Contra el fanatismo (Siruela, 2005) es un pequeño gran libro y está al alcance de todos los entenderes y bolsillos. Amos Oz le cuenta a la periodista  Silvia Cherem que en Suecia el gobierno distribuyó más de 150 mil ejemplares del libro entre los niños de edad escolar. También en Suecia se creó la Orden de la Cuchara de Té, inspirada en una frase de Oz: Ante la tragedia sólo hay tres caminos: echarse a correr, escribir para quejarse o bien agarrar una cucharita, llenarla de agua y comenzar cada quien a hacer su parte para terminar con el fuego. 
La joven señora paga el libro de Mandela y se despide. “Gracias, felicidades”, me dice . Una hora más tarde, enfilado por la 11 Sur, veo a la joven señora leyendo el libro de Mandela, sentada tan campante en una banca sombreada del Paseo Bravo.
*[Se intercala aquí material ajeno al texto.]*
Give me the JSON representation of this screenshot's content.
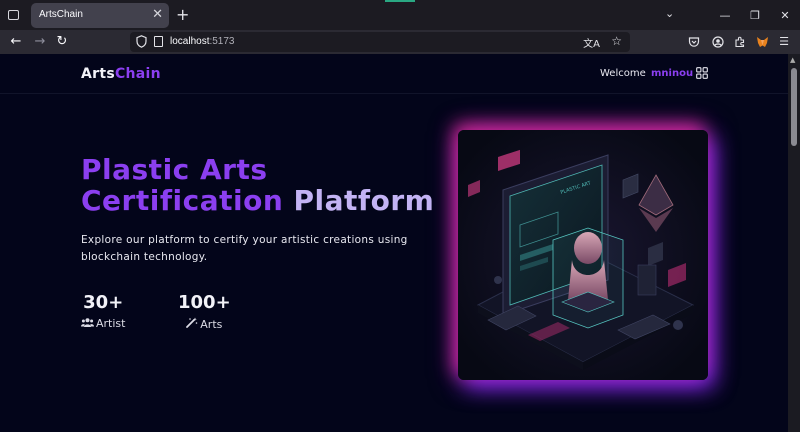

Un lector es tan importante como un escritor, decía el poeta Ósip Mandelstam. Pero sólo el lector que se sabe sólo lector, no el presunto  escritor que, en lugar de leer, se pasa la vista esperando a que la librería cierre sus puertas para entrar furtivamente y acomodar en la primera fila de las novedades sus obras maestras.
Es un hecho comprobado que, en general, la arrogancia intelectual y literaria es un fenómeno típico de los escritores mediocres.
En las librerías hay, si utilizamos el neologismo de un poema de Miron Białoszewski, indemasiados libros: Todo está bien/cuando está indemasiado bien/sobre todo cuando no está bien . . .
No echemos a perder lo indemasiado. Mejor reforcemos las puertas, agreguemos un cerrojo más pesado a las librerías.